Figure 1: Summary of the method. While the full U-net model is used to produce a fixed prediction, partial versions of the same U-net model are generated by enabling MC dropout layers at test time to produce stochastic predictions. Model uncertainty is then defined by the cosine similarity between the fixed prediction and each stochastic prediction.

Figure 2: Results on a test subject case in set (B). Models (1) to (3) have one row of image input and stochastic predictions output. All stochastic predictions are visualized as voxel-wise cumulative sum, where white is zero and tones of blue are increasing positive probabilities (which is desired). Model (1) segments the mid-sagittal plane landmark in the brain, using an axial stack of images. Model (2) segments a plane crossing the hippocampus, using a sagittal stack. Model (3) segments again the mid-sagittal plane on a coronal stack.

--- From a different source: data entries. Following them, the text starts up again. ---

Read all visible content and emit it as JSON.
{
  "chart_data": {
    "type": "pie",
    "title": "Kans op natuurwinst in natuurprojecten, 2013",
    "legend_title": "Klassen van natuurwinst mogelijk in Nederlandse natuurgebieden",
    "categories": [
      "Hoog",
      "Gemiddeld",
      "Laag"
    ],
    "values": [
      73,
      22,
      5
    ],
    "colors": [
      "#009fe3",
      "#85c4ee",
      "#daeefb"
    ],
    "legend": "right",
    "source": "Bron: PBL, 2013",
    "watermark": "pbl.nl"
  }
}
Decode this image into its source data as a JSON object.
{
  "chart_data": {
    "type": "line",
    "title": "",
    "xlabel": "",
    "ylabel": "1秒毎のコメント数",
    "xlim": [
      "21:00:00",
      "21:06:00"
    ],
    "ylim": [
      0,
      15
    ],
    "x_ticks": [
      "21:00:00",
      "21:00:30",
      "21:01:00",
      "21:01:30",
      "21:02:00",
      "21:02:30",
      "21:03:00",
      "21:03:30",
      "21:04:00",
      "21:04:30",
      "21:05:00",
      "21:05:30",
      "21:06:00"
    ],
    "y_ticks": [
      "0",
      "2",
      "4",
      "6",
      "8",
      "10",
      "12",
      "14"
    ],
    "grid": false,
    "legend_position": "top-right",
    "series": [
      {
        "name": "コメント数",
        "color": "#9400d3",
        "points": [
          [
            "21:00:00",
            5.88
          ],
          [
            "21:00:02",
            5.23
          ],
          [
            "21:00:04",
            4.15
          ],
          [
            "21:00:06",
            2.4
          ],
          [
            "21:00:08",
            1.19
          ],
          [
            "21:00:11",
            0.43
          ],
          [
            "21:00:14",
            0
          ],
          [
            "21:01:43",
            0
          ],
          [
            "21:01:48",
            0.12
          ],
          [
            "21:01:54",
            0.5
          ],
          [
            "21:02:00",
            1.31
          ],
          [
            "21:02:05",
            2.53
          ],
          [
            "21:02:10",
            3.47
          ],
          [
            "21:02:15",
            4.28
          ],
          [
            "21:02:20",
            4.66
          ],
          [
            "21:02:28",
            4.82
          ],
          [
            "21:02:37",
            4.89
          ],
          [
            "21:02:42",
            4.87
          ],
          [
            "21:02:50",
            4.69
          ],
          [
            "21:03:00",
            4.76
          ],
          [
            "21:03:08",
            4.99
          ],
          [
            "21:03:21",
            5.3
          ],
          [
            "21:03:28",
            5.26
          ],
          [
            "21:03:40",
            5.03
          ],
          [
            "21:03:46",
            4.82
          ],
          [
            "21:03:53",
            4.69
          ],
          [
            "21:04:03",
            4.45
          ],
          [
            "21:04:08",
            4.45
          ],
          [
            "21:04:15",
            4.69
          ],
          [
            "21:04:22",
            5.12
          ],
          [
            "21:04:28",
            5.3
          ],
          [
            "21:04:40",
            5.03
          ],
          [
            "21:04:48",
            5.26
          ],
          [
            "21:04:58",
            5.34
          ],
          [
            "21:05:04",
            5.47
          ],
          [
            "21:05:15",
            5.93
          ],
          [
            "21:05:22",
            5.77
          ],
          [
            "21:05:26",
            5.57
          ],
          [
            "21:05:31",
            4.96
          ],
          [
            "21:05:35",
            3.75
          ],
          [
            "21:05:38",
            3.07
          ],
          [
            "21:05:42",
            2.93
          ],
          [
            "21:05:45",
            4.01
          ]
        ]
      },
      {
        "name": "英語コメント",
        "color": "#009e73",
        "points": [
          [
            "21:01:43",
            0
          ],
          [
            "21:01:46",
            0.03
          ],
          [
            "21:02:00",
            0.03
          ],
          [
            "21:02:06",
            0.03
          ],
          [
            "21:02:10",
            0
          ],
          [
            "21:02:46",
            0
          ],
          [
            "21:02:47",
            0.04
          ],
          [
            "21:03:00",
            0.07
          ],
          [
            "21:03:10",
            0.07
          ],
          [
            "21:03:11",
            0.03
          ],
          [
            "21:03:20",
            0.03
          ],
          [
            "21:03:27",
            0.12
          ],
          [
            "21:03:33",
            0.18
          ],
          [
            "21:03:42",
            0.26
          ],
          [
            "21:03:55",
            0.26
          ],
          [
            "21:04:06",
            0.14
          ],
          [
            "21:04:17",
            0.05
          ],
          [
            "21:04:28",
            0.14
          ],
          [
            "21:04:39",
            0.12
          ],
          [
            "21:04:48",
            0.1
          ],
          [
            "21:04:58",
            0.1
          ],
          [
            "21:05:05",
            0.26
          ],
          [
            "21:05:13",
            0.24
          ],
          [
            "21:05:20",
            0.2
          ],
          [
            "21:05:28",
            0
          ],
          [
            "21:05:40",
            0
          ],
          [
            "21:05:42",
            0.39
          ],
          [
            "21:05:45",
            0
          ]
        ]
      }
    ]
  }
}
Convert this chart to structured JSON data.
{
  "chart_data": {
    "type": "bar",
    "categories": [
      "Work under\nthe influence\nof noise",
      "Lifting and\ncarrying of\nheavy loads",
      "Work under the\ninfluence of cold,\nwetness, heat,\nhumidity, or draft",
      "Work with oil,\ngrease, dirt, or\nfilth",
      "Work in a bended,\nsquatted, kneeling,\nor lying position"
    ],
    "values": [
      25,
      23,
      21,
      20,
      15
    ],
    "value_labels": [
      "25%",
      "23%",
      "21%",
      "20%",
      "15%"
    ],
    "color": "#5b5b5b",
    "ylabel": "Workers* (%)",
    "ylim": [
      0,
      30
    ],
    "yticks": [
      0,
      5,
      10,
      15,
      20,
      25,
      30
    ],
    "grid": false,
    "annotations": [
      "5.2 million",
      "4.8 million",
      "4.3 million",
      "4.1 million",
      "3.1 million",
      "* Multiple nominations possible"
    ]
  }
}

Figure 3: Cosine similarity results on set (A) compared against one subject case from set (B), illustrated in figure 2, using box-and-whisker plot. Models (1)-(3) have two rows each, where the first one shows cosine similarity for train dataset (A) and the second is the subject from set (B). Note the clear separation between each pair of distributions. The box shows the quartiles of the dataset while the whiskers extend to show the rest of the distribution, except for points that are determined to be "outliers" using a method that is a function of the inter-quartile range.

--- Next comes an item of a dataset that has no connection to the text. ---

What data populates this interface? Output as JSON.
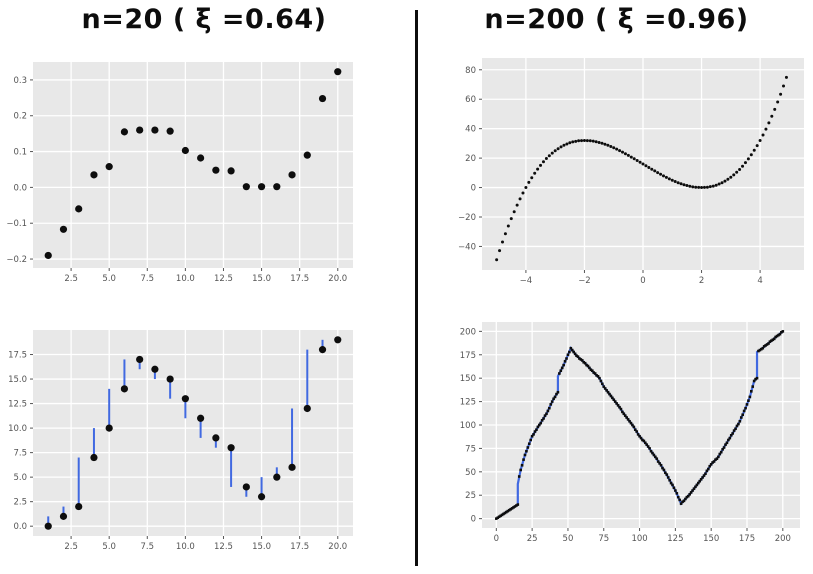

Figure 4: Cosine similarity results on set (A) compared against the entire set (B) for model (4) using box-and-whisker plot. The separation in distributions remain even when segmenting a small structure, model (4) segments the pituitary in the brain, out of a complex dataset, set (B) contains 25 subjects with intricate characteristics. The box shows the quartiles of the dataset while the whiskers extend to show the rest of the distribution, except for points that are determined to be “outliers” using a method that is a function of the inter-quartile range.